New CEO Georg Stamatelopoulos also said he expected Germany to begin tenders this year for a programme to build 10 gigawatts of hydrogen-ready gas-fired power plant capacity, calling the overall target low.
The utility said it expected 2024 adjusted earnings before interest, tax, depreciation and amortisation (EBITDA) of between 4.6 billion and 5.2 billion euros ($5.0-5.6 billion).
It posted a record high 2023 EBITDA of 6.4 billion on Wednesday, marking a rise of 60% and said it would propose boosting its dividend to 1.50 euros per share from 1.10 euros paid for the prior year.
High prices buoyed profits at EnBW, which is Germany's fourth-largest energy firm by market value behind E.ON, RWE (LON:0HA0) and Uniper.
EnBW's outlook is broadly in line with European rivals that have also forecast falling profits as wholesale power prices have normalised after disruptions linked to the Ukraine war led to extreme price swings.
Chief Financial Officer Thomas Kusterer noted such profit levels could not "simply be projected into the future".

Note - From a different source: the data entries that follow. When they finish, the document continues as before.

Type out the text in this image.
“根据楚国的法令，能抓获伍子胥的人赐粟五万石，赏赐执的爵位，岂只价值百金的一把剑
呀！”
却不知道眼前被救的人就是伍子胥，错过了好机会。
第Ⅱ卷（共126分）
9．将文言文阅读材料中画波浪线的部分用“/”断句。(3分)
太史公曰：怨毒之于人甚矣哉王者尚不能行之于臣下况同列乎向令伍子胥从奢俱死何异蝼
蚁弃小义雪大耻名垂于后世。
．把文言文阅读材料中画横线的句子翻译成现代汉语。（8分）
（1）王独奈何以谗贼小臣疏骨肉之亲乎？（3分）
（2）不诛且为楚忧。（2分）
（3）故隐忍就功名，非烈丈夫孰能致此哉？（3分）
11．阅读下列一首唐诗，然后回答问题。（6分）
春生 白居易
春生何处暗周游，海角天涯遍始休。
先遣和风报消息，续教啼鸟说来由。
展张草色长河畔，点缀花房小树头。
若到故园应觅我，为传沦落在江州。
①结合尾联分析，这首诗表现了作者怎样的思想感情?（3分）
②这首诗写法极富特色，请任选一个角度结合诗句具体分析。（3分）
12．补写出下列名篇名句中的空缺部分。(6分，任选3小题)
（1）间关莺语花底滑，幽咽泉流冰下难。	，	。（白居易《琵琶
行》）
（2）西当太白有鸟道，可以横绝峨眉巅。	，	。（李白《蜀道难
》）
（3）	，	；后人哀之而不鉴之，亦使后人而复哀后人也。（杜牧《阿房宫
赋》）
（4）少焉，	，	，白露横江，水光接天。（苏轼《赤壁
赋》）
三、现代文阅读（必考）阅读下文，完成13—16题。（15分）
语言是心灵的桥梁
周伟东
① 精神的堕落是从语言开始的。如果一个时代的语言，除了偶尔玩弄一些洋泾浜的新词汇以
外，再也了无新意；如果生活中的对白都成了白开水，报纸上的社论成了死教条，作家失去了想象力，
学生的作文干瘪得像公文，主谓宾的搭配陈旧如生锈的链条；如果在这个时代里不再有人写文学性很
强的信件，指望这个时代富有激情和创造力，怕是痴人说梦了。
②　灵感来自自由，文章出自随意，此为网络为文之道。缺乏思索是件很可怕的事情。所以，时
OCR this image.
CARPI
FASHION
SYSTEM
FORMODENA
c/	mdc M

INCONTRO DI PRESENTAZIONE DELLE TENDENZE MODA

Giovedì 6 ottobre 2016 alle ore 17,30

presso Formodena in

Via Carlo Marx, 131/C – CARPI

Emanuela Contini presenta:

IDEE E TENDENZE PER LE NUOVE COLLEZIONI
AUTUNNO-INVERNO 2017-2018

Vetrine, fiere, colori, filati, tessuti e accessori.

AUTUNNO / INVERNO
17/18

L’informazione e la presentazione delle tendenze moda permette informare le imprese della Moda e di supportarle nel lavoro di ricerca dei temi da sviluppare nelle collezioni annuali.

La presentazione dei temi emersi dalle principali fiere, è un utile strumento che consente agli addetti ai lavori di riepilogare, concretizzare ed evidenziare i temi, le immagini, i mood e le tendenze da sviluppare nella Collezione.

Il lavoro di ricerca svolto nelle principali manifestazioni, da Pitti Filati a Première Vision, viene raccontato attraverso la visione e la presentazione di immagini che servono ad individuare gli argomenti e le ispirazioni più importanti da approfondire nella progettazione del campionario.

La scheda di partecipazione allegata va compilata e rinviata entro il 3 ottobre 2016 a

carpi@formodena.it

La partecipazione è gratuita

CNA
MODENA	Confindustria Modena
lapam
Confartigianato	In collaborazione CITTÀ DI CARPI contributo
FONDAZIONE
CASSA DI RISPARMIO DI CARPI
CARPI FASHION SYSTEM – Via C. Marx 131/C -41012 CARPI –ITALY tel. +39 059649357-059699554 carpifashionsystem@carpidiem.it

Still, CEO Stamatelopoulos, who took over earlier this month in a surprise leadership change, said the strong results meant EnBW could increase its planned investments in the years ahead.
Like its peers, EnBW plans significant investments to expand in renewables and energy infrastructure.
The group, which is mainly owned by the German state of Baden Wuerttemberg and local municipalities, targets gross investments of 40 billion euros by 2030.
Of that, 22 billion euros would be net investments, Kusterer said, with the remainder generated through asset rotation including selling stakes in renewable energy assets as well as disposals.